I am walking very slowly now. My headache recurred last night and Joe advised me not to overexert, which could exacerbate the AMS. Any exertion at this altitude is acutely felt. I have control over so little – my body responds as it will to the lack of oxygen – but I am trying to be very compliant so I can make it to Base Camp. It is cold inside the “Mother Earth House” lodge in Lobuche, and it will be an even colder night. We have an early start tomorrow, to Gorak Shep then on to Base Camp. It will be a long day.

Hiking on to Mount Everest Base Camp

The first section of the trail from Lobuche follows the gap between the glacial moraine and the mountain wall. To the right, the Khumbu Glacier gurgles under a blanket of rocks and gravel. The landscape grows more desolate, and the trail is marked only by cairns of stones and the dung of yak trains. Soon Kala Pattar comes into view, an 18,192-foot mound of dark mountain rubble which provides perhaps the best view of Mount Everest in the Himalayas and which several of us had hoped to climb. At this point, I have my doubts as I trudge.
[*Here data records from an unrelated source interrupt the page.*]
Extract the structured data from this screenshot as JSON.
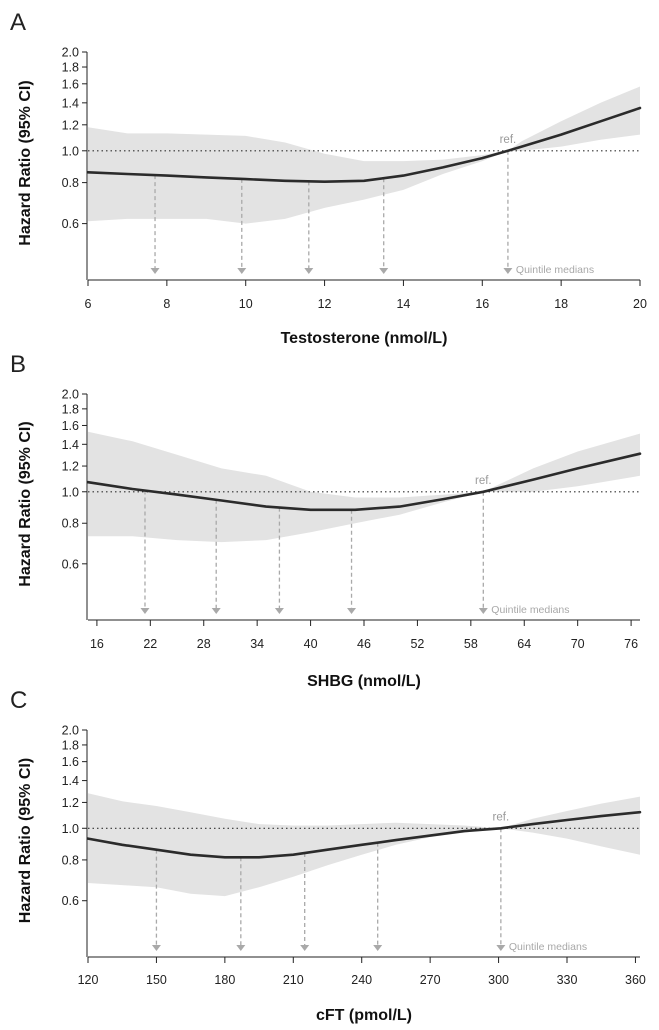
{
  "colors": {
    "curve": "#2b2b2b",
    "ci_band": "#e3e3e3",
    "quintile_marker": "#a9a9a9",
    "reference_line": "#333333",
    "axis": "#222222"
  },
  "chart_data": [
    {
      "type": "line",
      "panel_label": "A",
      "xlabel": "Testosterone (nmol/L)",
      "ylabel": "Hazard Ratio (95% CI)",
      "y_scale": "log",
      "xlim": [
        6,
        20
      ],
      "ylim": [
        0.52,
        2.0
      ],
      "x_ticks": [
        6,
        8,
        10,
        12,
        14,
        16,
        18,
        20
      ],
      "y_ticks": [
        0.6,
        0.8,
        1.0,
        1.2,
        1.4,
        1.6,
        1.8,
        2.0
      ],
      "y_tick_labels": [
        "0.6",
        "0.8",
        "1.0",
        "1.2",
        "1.4",
        "1.6",
        "1.8",
        "2.0"
      ],
      "reference_line_y": 1.0,
      "ref_label": "ref.",
      "quintile_label": "Quintile medians",
      "quintile_medians": [
        7.7,
        9.9,
        11.6,
        13.5,
        16.65
      ],
      "curve": {
        "x": [
          6,
          7,
          8,
          9,
          10,
          11,
          12,
          13,
          14,
          15,
          16,
          16.65,
          17,
          18,
          19,
          20
        ],
        "y": [
          0.86,
          0.85,
          0.84,
          0.83,
          0.82,
          0.81,
          0.805,
          0.81,
          0.84,
          0.89,
          0.95,
          1.0,
          1.03,
          1.12,
          1.23,
          1.35
        ]
      },
      "ci_upper": {
        "x": [
          6,
          7,
          8,
          9,
          10,
          11,
          12,
          13,
          14,
          15,
          16,
          16.65,
          17,
          18,
          19,
          20
        ],
        "y": [
          1.18,
          1.13,
          1.13,
          1.12,
          1.11,
          1.06,
          0.98,
          0.93,
          0.93,
          0.94,
          0.97,
          1.0,
          1.07,
          1.23,
          1.4,
          1.57
        ]
      },
      "ci_lower": {
        "x": [
          6,
          7,
          8,
          9,
          10,
          11,
          12,
          13,
          14,
          15,
          16,
          16.65,
          17,
          18,
          19,
          20
        ],
        "y": [
          0.61,
          0.62,
          0.62,
          0.62,
          0.6,
          0.62,
          0.67,
          0.71,
          0.76,
          0.85,
          0.93,
          1.0,
          1.0,
          1.03,
          1.08,
          1.12
        ]
      }
    },
    {
      "type": "line",
      "panel_label": "B",
      "xlabel": "SHBG (nmol/L)",
      "ylabel": "Hazard Ratio (95% CI)",
      "y_scale": "log",
      "xlim": [
        15,
        77
      ],
      "ylim": [
        0.52,
        2.0
      ],
      "x_ticks": [
        16,
        22,
        28,
        34,
        40,
        46,
        52,
        58,
        64,
        70,
        76
      ],
      "y_ticks": [
        0.6,
        0.8,
        1.0,
        1.2,
        1.4,
        1.6,
        1.8,
        2.0
      ],
      "y_tick_labels": [
        "0.6",
        "0.8",
        "1.0",
        "1.2",
        "1.4",
        "1.6",
        "1.8",
        "2.0"
      ],
      "reference_line_y": 1.0,
      "ref_label": "ref.",
      "quintile_label": "Quintile medians",
      "quintile_medians": [
        21.4,
        29.4,
        36.5,
        44.6,
        59.4
      ],
      "curve": {
        "x": [
          15,
          20,
          25,
          30,
          35,
          40,
          45,
          50,
          55,
          59.4,
          65,
          70,
          77
        ],
        "y": [
          1.07,
          1.02,
          0.98,
          0.94,
          0.9,
          0.88,
          0.88,
          0.9,
          0.95,
          1.0,
          1.09,
          1.18,
          1.31
        ]
      },
      "ci_upper": {
        "x": [
          15,
          20,
          25,
          30,
          35,
          40,
          45,
          50,
          55,
          59.4,
          65,
          70,
          77
        ],
        "y": [
          1.53,
          1.43,
          1.3,
          1.18,
          1.12,
          1.0,
          0.96,
          0.96,
          0.98,
          1.0,
          1.18,
          1.33,
          1.51
        ]
      },
      "ci_lower": {
        "x": [
          15,
          20,
          25,
          30,
          35,
          40,
          45,
          50,
          55,
          59.4,
          65,
          70,
          77
        ],
        "y": [
          0.73,
          0.73,
          0.71,
          0.7,
          0.71,
          0.75,
          0.8,
          0.85,
          0.93,
          1.0,
          1.0,
          1.04,
          1.12
        ]
      }
    },
    {
      "type": "line",
      "panel_label": "C",
      "xlabel": "cFT (pmol/L)",
      "ylabel": "Hazard Ratio (95% CI)",
      "y_scale": "log",
      "xlim": [
        120,
        362
      ],
      "ylim": [
        0.52,
        2.0
      ],
      "x_ticks": [
        120,
        150,
        180,
        210,
        240,
        270,
        300,
        330,
        360
      ],
      "y_ticks": [
        0.6,
        0.8,
        1.0,
        1.2,
        1.4,
        1.6,
        1.8,
        2.0
      ],
      "y_tick_labels": [
        "0.6",
        "0.8",
        "1.0",
        "1.2",
        "1.4",
        "1.6",
        "1.8",
        "2.0"
      ],
      "reference_line_y": 1.0,
      "ref_label": "ref.",
      "quintile_label": "Quintile medians",
      "quintile_medians": [
        150,
        187,
        215,
        247,
        301
      ],
      "curve": {
        "x": [
          120,
          135,
          150,
          165,
          180,
          195,
          210,
          225,
          240,
          255,
          270,
          285,
          301,
          315,
          330,
          345,
          362
        ],
        "y": [
          0.93,
          0.89,
          0.86,
          0.83,
          0.815,
          0.815,
          0.83,
          0.86,
          0.89,
          0.92,
          0.95,
          0.98,
          1.0,
          1.03,
          1.06,
          1.09,
          1.12
        ]
      },
      "ci_upper": {
        "x": [
          120,
          135,
          150,
          165,
          180,
          195,
          210,
          225,
          240,
          255,
          270,
          285,
          301,
          315,
          330,
          345,
          362
        ],
        "y": [
          1.28,
          1.21,
          1.17,
          1.12,
          1.07,
          1.03,
          1.02,
          1.02,
          1.03,
          1.04,
          1.03,
          1.02,
          1.0,
          1.07,
          1.13,
          1.19,
          1.25
        ]
      },
      "ci_lower": {
        "x": [
          120,
          135,
          150,
          165,
          180,
          195,
          210,
          225,
          240,
          255,
          270,
          285,
          301,
          315,
          330,
          345,
          362
        ],
        "y": [
          0.68,
          0.67,
          0.66,
          0.63,
          0.62,
          0.66,
          0.71,
          0.77,
          0.83,
          0.89,
          0.94,
          0.97,
          1.0,
          0.97,
          0.93,
          0.88,
          0.83
        ]
      }
    }
  ]
}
17,353 Feet Elevation at Base Camp

Gorak Shep is a small collection of lodges providing basic needs – food and a space to sleep. We stop there and make our sleeping arrangements and continue to Base Camp, a draining scramble starting at the north end of Gorak Shep. My headache is no worse and I am thankful. I walk at a steady pace, optimistic now that I will make Base Camp.

Soon we are there. Base Camp is a semi-permanent village of tents and prayer flags at the bottom of the Khumbu Icefall at 17,519 feet. Everest is not visible from here – it lurks somewhere beyond the icefall. We stay on Base Camp’s edges. There are crowds of people. It is an emotional moment for me, the culmination of this trek. We snap photos and return to Gorak Shep, a place which seems like – and in some ways, is – the end of the earth.
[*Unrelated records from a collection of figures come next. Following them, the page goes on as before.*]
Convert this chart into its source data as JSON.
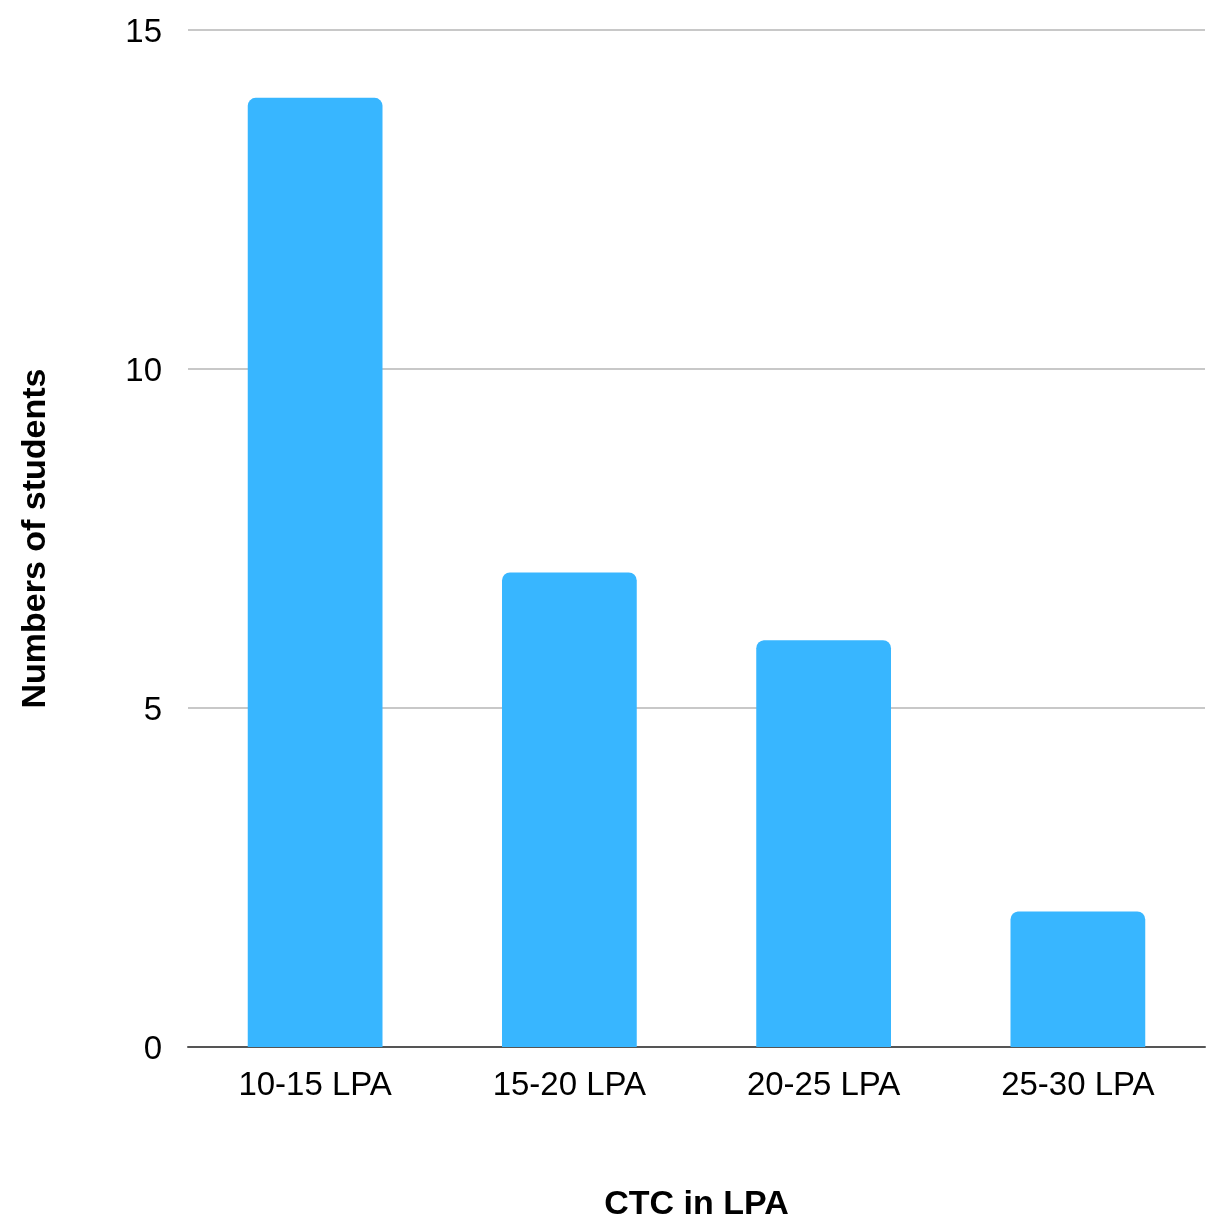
{
  "chart_data": {
    "type": "bar",
    "xlabel": "CTC in LPA",
    "ylabel": "Numbers of students",
    "categories": [
      "10-15 LPA",
      "15-20 LPA",
      "20-25 LPA",
      "25-30 LPA"
    ],
    "values": [
      14,
      7,
      6,
      2
    ],
    "color": "#38b6ff",
    "ylim": [
      0,
      15
    ],
    "yticks": [
      0,
      5,
      10,
      15
    ],
    "grid": "y"
  }
}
Susan and Bill Dragoo at Mount Everest Base Camp

Susan and Bill Dragoo at Mount Everest Base Camp

After a cold night and a headache (I did not attempt to summit Kala Pattar), we begin our descent, which seems like a lark, as oxygen becomes more and more plentiful. On our return to Lukla, we walk through an enchanting rhododendron forest near Diboche, climb to Tengboche Monastery, and visit an old Buddhist nunnery, but become more and more eager for warmth, hot showers, and good food. On Day 14, we walk back into Lukla and I decide, yes, this was definitely my new Hardest Thing. And that’s why I did it.

Need to Know

Information

Nepal is a small, land-locked strip of land tucked between Tibet and the northeastern border of India. Its capital city is Kathmandu, with a population of 1.6 million. Mount Everest is the highest mountain on Earth, with its summit about 29,032 feet above sea level. The mountain is part of the Himalaya Range in Asia.

Best Time to Go

Spring or fall to avoid the summer rainy season. October and November have the best weather for trekking and comprise the high tourist season. The trek itself takes about two weeks and there are travel days before and after, so schedule about three weeks for the whole experience.

Getting There

Several reputable tour companies offer guided treks to Mount Everest Base Camp. Getting to Nepal from the U.S. takes about two days. Our route took us from Los Angeles to Seoul, South Korea, then to Bangkok, Thailand, where we stayed overnight. The next day we flew to Kathmandu, Nepal, staying two nights before flying to Lukla for the start of the trek.

Maps

National Geographic Everest Base Camp Trekking Map

Books

There are many available. Two good choices are Lonely Planet’s Trekking in the Nepal Himalaya and Cicerone’s Everest, A Trekker’s Guide.

About the Author

Susan Dragoo is a writer and photographer living in Norman, Oklahoma who would rather be hiking just about any day of the year.